Par une requête, enregistrée le 5 mai 2021, M. B..., représenté par Me Trébesses, demande à la cour :
1°) d'annuler ce jugement du 27 janvier 2021 du tribunal administratif de Bordeaux ;
2°) d'annuler l'arrêté du 4 mai 2020 par lequel la préfète de la Gironde a refusé de lui délivrer un titre de séjour, lui a fait obligation de quitter le territoire français dans le délai de trente jours et a fixé le pays de destination;
3°) d'enjoindre à ladite préfète de lui délivrer, dans le délai d'un mois à compter de la notification de l'arrêt à intervenir et sous astreinte de 80 euros par jour de retard, un titre de séjour portant la mention " vie privée et familiale " ou, à défaut, une autorisation provisoire de séjour le temps de procéder au réexamen de sa demande
4°) de mettre à la charge de l'État la somme de 1 500 euros sur le fondement des dispositions des articles 37 alinéa 2 de la loi du 10 juillet 1991 et L. 761-1 du code de justice administrative.
Il soutient que :
- l'arrêté attaqué est insuffisamment motivé au regard des articles L. 211-2 et L. 211-5 du code des relations entre le public et l'administration, notamment en fait, au regard des risques sanitaires liés au covid-19 qu'il encourrait en cas de retour au Nigéria ;
- cette absence de motivation révèle un défaut d'examen sérieux de sa situation particulière ;
- le délai entre l'avis du collège des médecins de l'OFII et l'arrêté attaqué est anormalement long et ne saurait refléter une évolution actualisée de son état de santé ; en outre, cet avis est antérieur à la pandémie de Covid-19, qui sera un obstacle à une correcte prise en charge psychiatrique s'il retourne au Nigéria ;
- l'avis du collège est stéréotypé et insuffisant pour que la préfète ait pu valablement apprécier son état de santé ;
- il souffre d'une pathologie psychiatrique lourde, qui comporte un risque suicidaire ; il encourt donc des risques d'une exceptionnelle gravité ; il ne pourra bénéficier d'un traitement approprié dans son pays d'origine et ne pourra, en tout état de cause, y avoir un accès effectif compte-tenu du coût des traitements, toutes choses qui ne sont pas démontrées par la préfète ;
-l'arrêté attaqué viole ainsi le 11° de l'article L. 313-11 du code de l'entrée et du séjour des étrangers et du droit d'asile, ainsi que l'article 4 de l'arrêté du 5 janvier 2017, et également le 10° de l'article L. 511-4 du même code.

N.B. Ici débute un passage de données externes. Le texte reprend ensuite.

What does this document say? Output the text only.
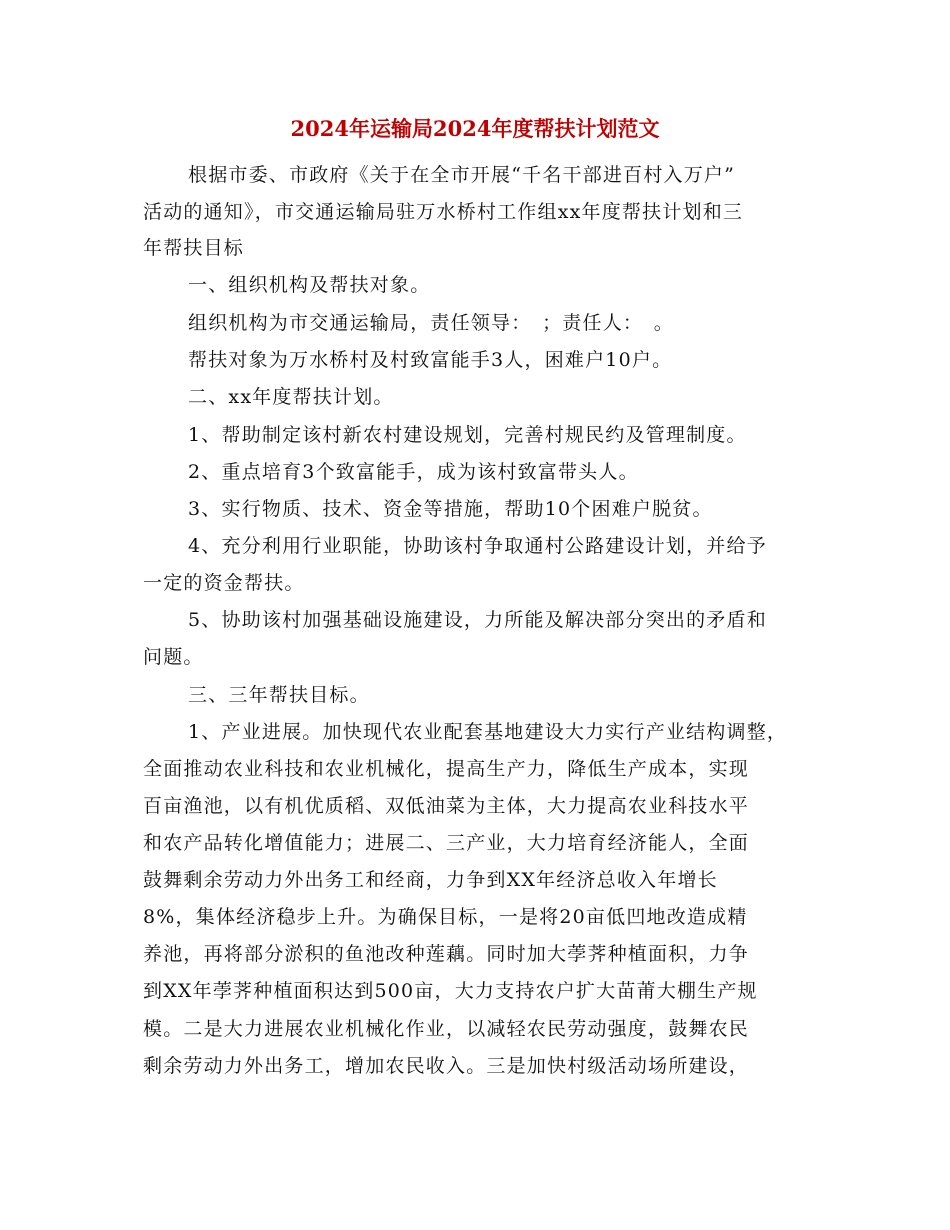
2024年运输局2024年度帮扶计划范文
根据市委、市政府《关于在全市开展“千名干部进百村入万户”
活动的通知》，市交通运输局驻万水桥村工作组xx年度帮扶计划和三
年帮扶目标
一、组织机构及帮扶对象。
组织机构为市交通运输局，责任领导：　；责任人：　。
帮扶对象为万水桥村及村致富能手3人，困难户10户。
二、xx年度帮扶计划。
1、帮助制定该村新农村建设规划，完善村规民约及管理制度。
2、重点培育3个致富能手，成为该村致富带头人。
3、实行物质、技术、资金等措施，帮助10个困难户脱贫。
4、充分利用行业职能，协助该村争取通村公路建设计划，并给予
一定的资金帮扶。
5、协助该村加强基础设施建设，力所能及解决部分突出的矛盾和
问题。
三、三年帮扶目标。
1、产业进展。加快现代农业配套基地建设大力实行产业结构调整，
全面推动农业科技和农业机械化，提高生产力，降低生产成本，实现
百亩渔池，以有机优质稻、双低油菜为主体，大力提高农业科技水平
和农产品转化增值能力；进展二、三产业，大力培育经济能人，全面
鼓舞剩余劳动力外出务工和经商，力争到XX年经济总收入年增长
8%，集体经济稳步上升。为确保目标，一是将20亩低凹地改造成精
养池，再将部分淤积的鱼池改种莲藕。同时加大荸荠种植面积，力争
到XX年荸荠种植面积达到500亩，大力支持农户扩大苗莆大棚生产规
模。二是大力进展农业机械化作业，以减轻农民劳动强度，鼓舞农民
剩余劳动力外出务工，增加农民收入。三是加快村级活动场所建设，
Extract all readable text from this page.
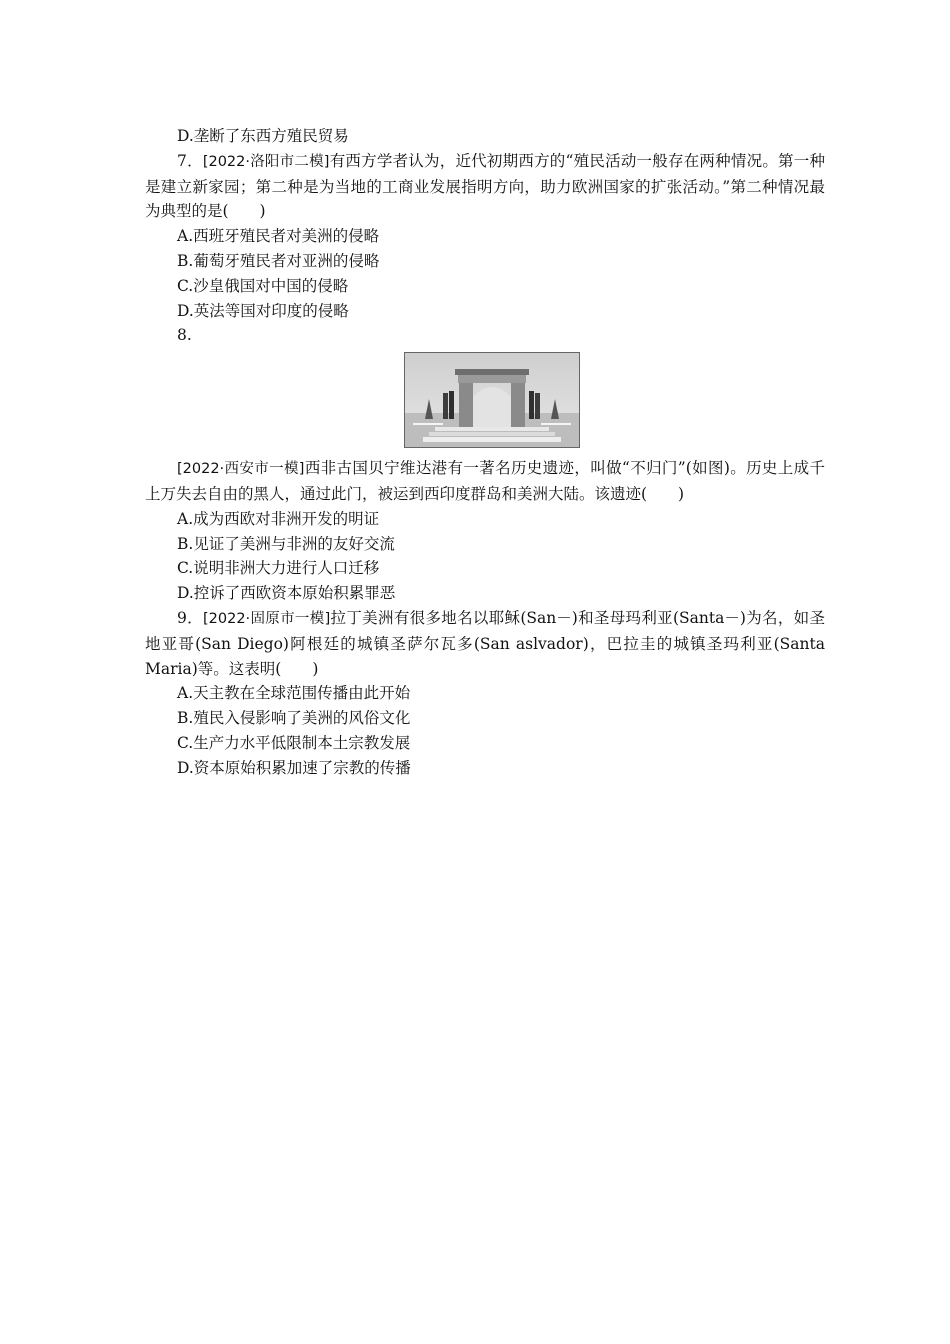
D.垄断了东西方殖民贸易
7．[2022·洛阳市二模]有西方学者认为，近代初期西方的“殖民活动一般存在两种情况。第一种是建立新家园；第二种是为当地的工商业发展指明方向，助力欧洲国家的扩张活动。”第二种情况最为典型的是(　　)
A.西班牙殖民者对美洲的侵略
B.葡萄牙殖民者对亚洲的侵略
C.沙皇俄国对中国的侵略
D.英法等国对印度的侵略
8.
[2022·西安市一模]西非古国贝宁维达港有一著名历史遗迹，叫做“不归门”(如图)。历史上成千上万失去自由的黑人，通过此门，被运到西印度群岛和美洲大陆。该遗迹(　　)
A.成为西欧对非洲开发的明证
B.见证了美洲与非洲的友好交流
C.说明非洲大力进行人口迁移
D.控诉了西欧资本原始积累罪恶
9．[2022·固原市一模]拉丁美洲有很多地名以耶稣(San－)和圣母玛利亚(Santa－)为名，如圣地亚哥(San Diego)阿根廷的城镇圣萨尔瓦多(San aslvador)，巴拉圭的城镇圣玛利亚(Santa Maria)等。这表明(　　)
A.天主教在全球范围传播由此开始
B.殖民入侵影响了美洲的风俗文化
C.生产力水平低限制本土宗教发展
D.资本原始积累加速了宗教的传播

Par un mémoire en défense, enregistré le 2 août 2021, la préfète de la Gironde conclut au rejet de la requête.
Elle soutient que les moyens soulevés par M. B... ne sont pas fondés.
Par une décision n° 2021/003425 du 18 mars 2021 du bureau d'aide juridictionnelle du tribunal judiciaire de Bordeaux, M. B... a été admis au bénéfice de l'aide juridictionnelle totale.
Vu les autres pièces du dossier.
Vu :
- la convention européenne de sauvegarde des droits de l'homme et des libertés fondamentales ;
- le code de l'entrée et du séjour des étrangers et du droit d'asile ;
- la loi n° 91-647 du 10 juillet 1991 ;
- l'arrêté ministériel du 5 janvier 2017 ;
- le code de justice administrative.
Le président de la formation de jugement a dispensé la rapporteure publique, sur sa proposition, de prononcer des conclusions à l'audience.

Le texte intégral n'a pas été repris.